I disagree with the conclusion that petitioner was discharged for substantial fault and was thus subject to disqualification of benefits for nine weeks. I base my opinion on a review of the record below which shows, without dispute, that petitioner committed no attendance infractions after his suspension, and he could not have been properly discharged for absenteeism.

The record does not contain a complete copy of the employment handbook, making effective appellate review difficult. We must rely on the Commission's findings as *736 to the employer's policy. The Commission found, without exception from any party, that the employer's policy provides for written warnings, suspension, and "any violations after suspension lead to discharge." (Emphasis added.) This three-step process apparently did not apply to certain egregious infractions, known as "group one work rules," which could result in immediate discharge. Excessive absenteeism, the reason given for petitioner's discharge, is not listed in the "group one work rules." Excessive absenteeism is listed in the "group two work rules," which appear, from my reading of the woefully inadequate record, to be the less serious violations subject to the three-step disciplinary process: written warning, suspension, and discharge for violations occurring after suspension.

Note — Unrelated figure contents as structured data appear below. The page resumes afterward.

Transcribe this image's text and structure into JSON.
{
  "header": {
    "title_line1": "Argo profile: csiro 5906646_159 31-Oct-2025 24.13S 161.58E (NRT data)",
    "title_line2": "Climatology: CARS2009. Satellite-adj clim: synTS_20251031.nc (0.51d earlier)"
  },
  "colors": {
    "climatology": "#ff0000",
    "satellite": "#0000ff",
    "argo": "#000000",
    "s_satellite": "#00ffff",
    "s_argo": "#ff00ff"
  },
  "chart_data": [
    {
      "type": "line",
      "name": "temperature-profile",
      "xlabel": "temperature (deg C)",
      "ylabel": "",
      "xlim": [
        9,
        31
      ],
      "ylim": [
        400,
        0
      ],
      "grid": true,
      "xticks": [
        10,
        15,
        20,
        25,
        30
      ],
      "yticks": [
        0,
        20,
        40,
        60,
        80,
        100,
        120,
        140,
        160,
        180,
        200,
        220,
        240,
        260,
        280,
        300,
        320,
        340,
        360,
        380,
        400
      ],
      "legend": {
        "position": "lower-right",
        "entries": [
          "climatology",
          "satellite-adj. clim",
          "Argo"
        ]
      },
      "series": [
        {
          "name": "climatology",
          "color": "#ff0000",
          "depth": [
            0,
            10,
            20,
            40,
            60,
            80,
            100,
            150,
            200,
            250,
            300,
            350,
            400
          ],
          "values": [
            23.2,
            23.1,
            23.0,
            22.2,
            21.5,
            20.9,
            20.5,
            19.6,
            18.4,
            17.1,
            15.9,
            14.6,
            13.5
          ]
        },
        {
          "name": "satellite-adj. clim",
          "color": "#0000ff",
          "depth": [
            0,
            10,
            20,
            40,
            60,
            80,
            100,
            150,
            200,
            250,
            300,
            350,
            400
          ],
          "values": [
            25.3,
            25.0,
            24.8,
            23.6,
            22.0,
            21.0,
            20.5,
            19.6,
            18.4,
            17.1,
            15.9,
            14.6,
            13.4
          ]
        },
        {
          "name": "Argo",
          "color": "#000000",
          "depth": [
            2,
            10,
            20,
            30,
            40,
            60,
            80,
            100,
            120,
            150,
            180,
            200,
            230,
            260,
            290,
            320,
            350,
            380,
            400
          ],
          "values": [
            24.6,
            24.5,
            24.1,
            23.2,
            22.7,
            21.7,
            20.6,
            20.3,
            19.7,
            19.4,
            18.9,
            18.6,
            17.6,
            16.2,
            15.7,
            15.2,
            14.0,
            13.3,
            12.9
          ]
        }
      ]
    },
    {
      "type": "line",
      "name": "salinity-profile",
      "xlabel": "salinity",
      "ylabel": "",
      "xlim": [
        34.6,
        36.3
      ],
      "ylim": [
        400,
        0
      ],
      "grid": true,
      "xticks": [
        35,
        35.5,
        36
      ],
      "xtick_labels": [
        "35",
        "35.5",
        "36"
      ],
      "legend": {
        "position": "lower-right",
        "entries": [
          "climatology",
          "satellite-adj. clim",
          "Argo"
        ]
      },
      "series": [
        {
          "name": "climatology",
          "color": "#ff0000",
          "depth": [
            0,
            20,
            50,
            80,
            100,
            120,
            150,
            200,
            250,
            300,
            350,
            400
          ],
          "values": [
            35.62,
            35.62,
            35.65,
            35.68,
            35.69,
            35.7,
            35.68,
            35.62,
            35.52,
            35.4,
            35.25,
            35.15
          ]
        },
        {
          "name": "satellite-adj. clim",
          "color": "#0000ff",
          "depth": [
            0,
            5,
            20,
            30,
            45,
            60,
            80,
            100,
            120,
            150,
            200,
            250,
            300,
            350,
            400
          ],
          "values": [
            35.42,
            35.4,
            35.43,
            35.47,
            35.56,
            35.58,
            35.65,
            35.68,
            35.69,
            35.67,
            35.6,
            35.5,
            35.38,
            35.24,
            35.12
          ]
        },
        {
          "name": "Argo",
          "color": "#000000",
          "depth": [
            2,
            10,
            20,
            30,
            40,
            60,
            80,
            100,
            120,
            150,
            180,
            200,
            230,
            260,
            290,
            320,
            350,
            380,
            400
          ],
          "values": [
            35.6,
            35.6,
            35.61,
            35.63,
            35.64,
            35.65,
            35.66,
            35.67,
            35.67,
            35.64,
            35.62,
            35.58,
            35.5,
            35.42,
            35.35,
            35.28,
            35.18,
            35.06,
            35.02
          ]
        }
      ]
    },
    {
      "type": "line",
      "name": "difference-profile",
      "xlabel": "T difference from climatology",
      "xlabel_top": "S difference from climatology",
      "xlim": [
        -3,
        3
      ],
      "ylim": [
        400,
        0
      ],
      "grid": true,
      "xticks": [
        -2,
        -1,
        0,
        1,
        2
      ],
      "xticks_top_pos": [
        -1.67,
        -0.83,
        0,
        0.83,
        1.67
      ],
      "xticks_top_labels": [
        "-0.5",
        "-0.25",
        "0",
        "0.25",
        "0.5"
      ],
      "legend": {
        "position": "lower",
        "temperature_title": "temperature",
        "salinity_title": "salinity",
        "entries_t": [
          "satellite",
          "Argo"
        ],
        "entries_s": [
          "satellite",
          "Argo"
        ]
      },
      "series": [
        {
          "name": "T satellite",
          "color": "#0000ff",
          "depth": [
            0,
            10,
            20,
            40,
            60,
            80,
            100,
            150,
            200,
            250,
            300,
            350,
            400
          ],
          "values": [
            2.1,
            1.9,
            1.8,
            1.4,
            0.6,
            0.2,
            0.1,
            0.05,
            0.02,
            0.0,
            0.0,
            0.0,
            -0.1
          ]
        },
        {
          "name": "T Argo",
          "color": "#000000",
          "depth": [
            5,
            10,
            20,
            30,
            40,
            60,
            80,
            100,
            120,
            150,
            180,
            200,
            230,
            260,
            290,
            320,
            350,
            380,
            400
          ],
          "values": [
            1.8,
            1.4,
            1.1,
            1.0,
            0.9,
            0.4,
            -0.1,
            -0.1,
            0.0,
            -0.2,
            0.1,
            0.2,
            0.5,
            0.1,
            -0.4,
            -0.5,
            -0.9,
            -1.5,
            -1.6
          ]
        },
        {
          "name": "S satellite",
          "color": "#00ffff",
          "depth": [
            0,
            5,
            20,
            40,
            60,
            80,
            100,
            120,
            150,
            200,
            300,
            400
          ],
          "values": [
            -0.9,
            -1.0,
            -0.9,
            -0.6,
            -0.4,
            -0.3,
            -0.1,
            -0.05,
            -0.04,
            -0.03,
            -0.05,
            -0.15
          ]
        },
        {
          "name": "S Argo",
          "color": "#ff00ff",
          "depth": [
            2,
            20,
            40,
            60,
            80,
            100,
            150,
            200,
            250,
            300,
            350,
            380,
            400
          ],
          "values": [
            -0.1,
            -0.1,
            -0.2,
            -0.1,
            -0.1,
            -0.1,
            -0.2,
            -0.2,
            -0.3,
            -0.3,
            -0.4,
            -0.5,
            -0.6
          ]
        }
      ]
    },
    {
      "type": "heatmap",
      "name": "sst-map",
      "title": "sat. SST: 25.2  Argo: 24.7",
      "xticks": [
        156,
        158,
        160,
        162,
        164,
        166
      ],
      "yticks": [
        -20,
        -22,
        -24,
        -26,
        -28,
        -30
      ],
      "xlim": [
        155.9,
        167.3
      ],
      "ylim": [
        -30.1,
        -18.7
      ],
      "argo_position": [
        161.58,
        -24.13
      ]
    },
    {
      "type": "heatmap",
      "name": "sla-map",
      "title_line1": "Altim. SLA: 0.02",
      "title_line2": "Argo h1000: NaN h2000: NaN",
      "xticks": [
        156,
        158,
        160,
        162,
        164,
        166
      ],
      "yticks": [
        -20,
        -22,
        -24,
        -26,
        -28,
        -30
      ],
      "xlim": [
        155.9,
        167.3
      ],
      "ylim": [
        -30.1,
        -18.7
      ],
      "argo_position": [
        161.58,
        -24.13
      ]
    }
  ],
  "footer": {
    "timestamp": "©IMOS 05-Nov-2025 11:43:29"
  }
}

As the record plainly shows, petitioner received warnings prior to 19 December 1989. He was suspended on 19 December 1989. The company was on lay-off, through no fault of the petitioner, from 20 December 1989 through 2 January 1990. On 2 January 1990 the employer discharged petitioner, apparently for absences which occurred before 19 December 1989, but which the employer allegedly failed to "post" until some point during the lay-off. That purported discharge did not comply with the employer's own policy which provides that discharge must be for infractions which occur after suspension. Such would, of course, be impossible here because the company was on lay-off while petitioner was suspended.

There is no doubt that petitioner had numerous absences and that they may have been sufficient to justify discharge. But the employer must follow its own rules in making that determination, and discharge in violation of its own rules should not be the basis of disqualifying petitioner from benefits.

I vote to reverse the lower court's judgment affirming the Commission, and I respectfully dissent.